今度は俺がハンドラーになり、ボールを敵陣まで運んでいった。
ディフェンスはルーカスではなく、ギャッソレンが付いて来た。
どうやら、俺が外で動くときはアジリティのある選手をつける作戦らしい。
となれば、
「Walker!」
俺はウォーカーをスクリーンに呼ぶ。
意図を汲んだウォーカーは右側にスクリーンをかけてくれた。
それを使って、俺は右ドライブでインサイドへアタックする。
が、ギャッソレンがスクリーンを強引に押しこみながら俺のドライブについて来た。
ウォーカーのスクリーンが甘かったらしい。
(くそっ、ディフェンスが堅すぎる)
俺はコーナーに向かいながら、ハンドオフで伊藤弟にボールを預けた。
伊藤弟がドリブルをしながら、トップに向かう。
しかし、すぐさまアントニオが伊藤弟からボールをスティールした。
(相変わらず、なんて反射神経と腕の長さだ!)
感心している場合ではない。
俺は全速力でディフェンスに戻った。
ゴール下まで戻ると、ジェイコフがドリブルをしながらオフェンスを組み立てようとしていた。
俺はルーカスとインサイドスポットのとりあいをしながら、その様子を観察する。
次はどんなセットが来るか・・・
と、突如右コーナーでドフリーになっていたアントニオにパスが入る。
アントニオはパスを受け取ると、綺麗なシュートフォームで、全くブレを感じない軌道でスリーポイントシュートを沈めた。
これで0-5だ。
「Sorry!
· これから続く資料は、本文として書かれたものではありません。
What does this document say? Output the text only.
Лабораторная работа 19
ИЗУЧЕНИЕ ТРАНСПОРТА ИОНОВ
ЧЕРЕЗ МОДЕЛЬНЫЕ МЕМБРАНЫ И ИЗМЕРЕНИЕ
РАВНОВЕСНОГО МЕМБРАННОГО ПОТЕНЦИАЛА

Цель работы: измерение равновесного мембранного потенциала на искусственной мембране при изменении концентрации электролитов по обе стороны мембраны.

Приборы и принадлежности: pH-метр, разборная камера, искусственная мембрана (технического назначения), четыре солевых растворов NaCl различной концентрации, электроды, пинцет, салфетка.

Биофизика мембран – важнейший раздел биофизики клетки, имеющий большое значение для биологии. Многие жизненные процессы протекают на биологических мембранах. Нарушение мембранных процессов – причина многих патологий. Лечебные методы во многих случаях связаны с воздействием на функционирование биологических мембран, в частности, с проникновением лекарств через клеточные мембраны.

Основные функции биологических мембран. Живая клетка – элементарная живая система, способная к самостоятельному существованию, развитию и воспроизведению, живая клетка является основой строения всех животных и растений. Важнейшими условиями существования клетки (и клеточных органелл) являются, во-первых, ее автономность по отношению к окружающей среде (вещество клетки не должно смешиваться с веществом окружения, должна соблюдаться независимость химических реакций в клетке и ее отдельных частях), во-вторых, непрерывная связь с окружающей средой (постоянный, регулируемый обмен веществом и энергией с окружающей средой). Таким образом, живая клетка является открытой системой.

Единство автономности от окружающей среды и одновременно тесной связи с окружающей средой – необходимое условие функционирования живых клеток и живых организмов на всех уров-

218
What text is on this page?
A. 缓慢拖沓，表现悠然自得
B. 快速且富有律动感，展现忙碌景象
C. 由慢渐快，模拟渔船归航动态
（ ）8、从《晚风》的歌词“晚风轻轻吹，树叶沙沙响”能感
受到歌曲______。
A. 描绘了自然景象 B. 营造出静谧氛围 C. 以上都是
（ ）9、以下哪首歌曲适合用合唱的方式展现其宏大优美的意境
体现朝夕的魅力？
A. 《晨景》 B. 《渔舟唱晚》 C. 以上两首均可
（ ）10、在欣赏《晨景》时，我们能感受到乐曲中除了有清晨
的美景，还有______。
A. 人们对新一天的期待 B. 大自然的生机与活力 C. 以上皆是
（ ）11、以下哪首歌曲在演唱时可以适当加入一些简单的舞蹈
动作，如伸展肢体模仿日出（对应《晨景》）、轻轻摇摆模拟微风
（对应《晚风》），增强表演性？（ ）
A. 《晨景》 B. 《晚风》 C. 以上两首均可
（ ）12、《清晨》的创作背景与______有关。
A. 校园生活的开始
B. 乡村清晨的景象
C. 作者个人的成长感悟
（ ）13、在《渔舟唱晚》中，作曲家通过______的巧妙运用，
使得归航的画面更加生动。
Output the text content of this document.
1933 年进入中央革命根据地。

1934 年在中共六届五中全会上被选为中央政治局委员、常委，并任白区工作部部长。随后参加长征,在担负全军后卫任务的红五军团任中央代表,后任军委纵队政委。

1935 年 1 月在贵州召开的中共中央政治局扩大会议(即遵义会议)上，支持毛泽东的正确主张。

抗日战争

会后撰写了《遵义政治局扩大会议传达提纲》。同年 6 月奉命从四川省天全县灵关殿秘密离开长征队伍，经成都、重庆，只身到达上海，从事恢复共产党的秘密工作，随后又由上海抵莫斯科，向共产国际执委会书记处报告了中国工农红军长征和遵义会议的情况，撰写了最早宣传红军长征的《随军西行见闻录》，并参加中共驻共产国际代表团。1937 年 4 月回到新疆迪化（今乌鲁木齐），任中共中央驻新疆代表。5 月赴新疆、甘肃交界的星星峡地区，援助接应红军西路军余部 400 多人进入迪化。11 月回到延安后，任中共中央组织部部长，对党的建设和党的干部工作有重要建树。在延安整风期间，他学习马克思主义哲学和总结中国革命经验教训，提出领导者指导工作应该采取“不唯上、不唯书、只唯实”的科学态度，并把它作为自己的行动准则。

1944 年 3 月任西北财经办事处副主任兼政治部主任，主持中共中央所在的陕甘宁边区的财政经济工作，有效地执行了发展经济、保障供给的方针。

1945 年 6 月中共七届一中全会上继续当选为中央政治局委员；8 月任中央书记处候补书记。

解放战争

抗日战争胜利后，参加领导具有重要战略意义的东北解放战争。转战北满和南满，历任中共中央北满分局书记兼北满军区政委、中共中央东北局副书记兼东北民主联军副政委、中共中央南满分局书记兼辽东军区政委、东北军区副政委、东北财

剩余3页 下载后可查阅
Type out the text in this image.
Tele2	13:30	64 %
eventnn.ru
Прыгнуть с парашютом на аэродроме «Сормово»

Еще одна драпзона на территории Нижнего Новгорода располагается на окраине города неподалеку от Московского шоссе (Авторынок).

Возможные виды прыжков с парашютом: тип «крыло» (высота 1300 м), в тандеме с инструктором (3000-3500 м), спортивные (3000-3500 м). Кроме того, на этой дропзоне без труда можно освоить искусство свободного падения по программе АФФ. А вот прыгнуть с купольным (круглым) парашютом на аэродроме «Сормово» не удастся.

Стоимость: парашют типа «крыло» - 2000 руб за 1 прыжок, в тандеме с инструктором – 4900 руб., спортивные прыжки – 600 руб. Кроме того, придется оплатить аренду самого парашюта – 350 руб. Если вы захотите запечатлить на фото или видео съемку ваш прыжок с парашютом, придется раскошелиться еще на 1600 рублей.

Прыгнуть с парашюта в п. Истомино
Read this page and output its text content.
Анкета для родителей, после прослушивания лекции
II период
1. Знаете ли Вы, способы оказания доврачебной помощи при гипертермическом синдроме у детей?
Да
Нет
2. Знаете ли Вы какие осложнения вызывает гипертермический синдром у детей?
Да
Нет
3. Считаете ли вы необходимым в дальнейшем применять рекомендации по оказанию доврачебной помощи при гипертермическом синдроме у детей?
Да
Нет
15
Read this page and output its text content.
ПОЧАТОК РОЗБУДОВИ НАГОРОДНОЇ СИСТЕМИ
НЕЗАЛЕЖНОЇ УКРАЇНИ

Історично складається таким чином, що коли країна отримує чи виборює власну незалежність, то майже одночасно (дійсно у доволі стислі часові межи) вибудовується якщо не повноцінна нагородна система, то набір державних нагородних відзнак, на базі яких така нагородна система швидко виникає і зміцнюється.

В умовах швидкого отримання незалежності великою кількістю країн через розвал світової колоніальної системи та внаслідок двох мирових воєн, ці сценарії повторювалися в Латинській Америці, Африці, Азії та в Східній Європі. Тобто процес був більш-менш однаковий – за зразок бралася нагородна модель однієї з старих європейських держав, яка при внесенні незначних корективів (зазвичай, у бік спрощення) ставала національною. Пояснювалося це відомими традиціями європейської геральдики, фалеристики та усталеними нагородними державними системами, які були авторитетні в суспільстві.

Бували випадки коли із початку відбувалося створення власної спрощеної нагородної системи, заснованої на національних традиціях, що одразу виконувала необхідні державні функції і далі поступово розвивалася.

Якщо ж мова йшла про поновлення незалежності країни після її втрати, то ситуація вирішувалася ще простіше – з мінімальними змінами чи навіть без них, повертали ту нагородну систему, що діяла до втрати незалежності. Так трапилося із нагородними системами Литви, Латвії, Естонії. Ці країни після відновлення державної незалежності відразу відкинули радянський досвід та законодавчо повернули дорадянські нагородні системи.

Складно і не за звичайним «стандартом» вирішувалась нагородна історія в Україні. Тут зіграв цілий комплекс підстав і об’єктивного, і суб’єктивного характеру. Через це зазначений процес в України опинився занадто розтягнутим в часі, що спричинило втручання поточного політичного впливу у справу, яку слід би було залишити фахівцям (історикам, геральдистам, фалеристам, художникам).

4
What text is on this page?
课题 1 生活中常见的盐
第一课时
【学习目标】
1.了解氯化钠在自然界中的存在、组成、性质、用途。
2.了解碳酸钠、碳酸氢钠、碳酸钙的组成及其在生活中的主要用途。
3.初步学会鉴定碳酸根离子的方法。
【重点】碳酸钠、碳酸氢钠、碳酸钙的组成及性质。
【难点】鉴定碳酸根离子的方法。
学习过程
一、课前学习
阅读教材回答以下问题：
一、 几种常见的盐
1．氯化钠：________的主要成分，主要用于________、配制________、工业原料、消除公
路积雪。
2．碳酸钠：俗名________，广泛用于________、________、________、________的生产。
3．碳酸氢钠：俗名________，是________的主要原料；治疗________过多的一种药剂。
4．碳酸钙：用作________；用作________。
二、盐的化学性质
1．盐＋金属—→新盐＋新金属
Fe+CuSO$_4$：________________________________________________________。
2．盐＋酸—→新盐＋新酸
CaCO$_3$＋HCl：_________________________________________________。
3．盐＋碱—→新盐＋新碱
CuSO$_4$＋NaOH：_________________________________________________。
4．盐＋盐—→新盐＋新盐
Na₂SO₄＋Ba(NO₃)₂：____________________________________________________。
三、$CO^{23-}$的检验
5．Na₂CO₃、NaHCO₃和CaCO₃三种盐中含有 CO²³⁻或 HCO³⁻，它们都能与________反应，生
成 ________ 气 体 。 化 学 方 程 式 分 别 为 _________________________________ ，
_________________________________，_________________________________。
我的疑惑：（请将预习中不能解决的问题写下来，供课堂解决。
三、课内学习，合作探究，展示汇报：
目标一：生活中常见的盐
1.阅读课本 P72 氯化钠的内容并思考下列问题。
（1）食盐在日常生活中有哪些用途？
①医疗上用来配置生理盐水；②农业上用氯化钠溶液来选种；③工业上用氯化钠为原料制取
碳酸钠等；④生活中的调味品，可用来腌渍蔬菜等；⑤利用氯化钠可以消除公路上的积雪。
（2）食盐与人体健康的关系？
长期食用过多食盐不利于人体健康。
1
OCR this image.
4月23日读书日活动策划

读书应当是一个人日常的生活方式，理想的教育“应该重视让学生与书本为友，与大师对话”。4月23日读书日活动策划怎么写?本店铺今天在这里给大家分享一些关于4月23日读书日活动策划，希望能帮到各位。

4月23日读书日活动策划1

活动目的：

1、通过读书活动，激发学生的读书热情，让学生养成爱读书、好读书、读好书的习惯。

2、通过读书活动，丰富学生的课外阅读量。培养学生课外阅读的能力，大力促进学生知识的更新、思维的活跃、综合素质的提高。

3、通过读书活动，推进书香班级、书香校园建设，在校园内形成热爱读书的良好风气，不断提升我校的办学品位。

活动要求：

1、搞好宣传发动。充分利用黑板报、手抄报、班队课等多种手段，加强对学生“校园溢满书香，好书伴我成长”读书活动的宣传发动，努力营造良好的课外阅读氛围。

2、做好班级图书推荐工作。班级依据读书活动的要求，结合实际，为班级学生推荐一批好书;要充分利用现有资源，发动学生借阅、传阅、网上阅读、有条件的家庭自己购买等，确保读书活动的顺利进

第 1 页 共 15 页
Brother!」
ウォーカーが勇太に謝罪している。
どうやら、アントニオが勇太にしかけたフェイクスクリーンに完全に引っかかり、アントニオをフリーにしてしまったようだ。
これは拙いな。
オフェンスもディフェンスも、何一つ通用していない。
(……何かが、噛み合ってない)
スタンドを見る。
会場のサポーターは、まだ熱心に応援をしている。
でも、その“熱”に、俺たちのプレーが追いつけてない。
そのまま、差はじわじわと広がっていた。
5分たって、スコアは3-16。
スペインは動じてない。
表情一つ変えずに、正確に点を積み上げてくる。
俺たちは、“作戦通りにやってるのに負けてる”という静かな焦りに、足を取られはじめていた。
(このままじゃ、潰される)
作戦の修正に希望を求めてベンチの山田コーチを見るが、完全に天を仰いでいる。
・・・もう、これまでなのか?
試合開始前、山田コーチが俺に放った言葉が走馬灯のように頭を駆け巡る。
~「もしも作戦が一つも通用しなかったら?そうだな・・・その場合は大が全てのボールをブロックし、大が全てのシュートを決め続けるしかない」~
~「修羅になるんだ、大!」~
(ああ、やってやるよ)
もう、作戦の修正でどうにかなるレベルじゃない。
ここで求められるのは圧倒的な”個”だ。
数的不利をものともしないような、圧倒的な個人の力だ!
俺は修羅になるぞ!
俺はボールを受け取ると、ゴールに向かって渾身の力でドライブを開始した。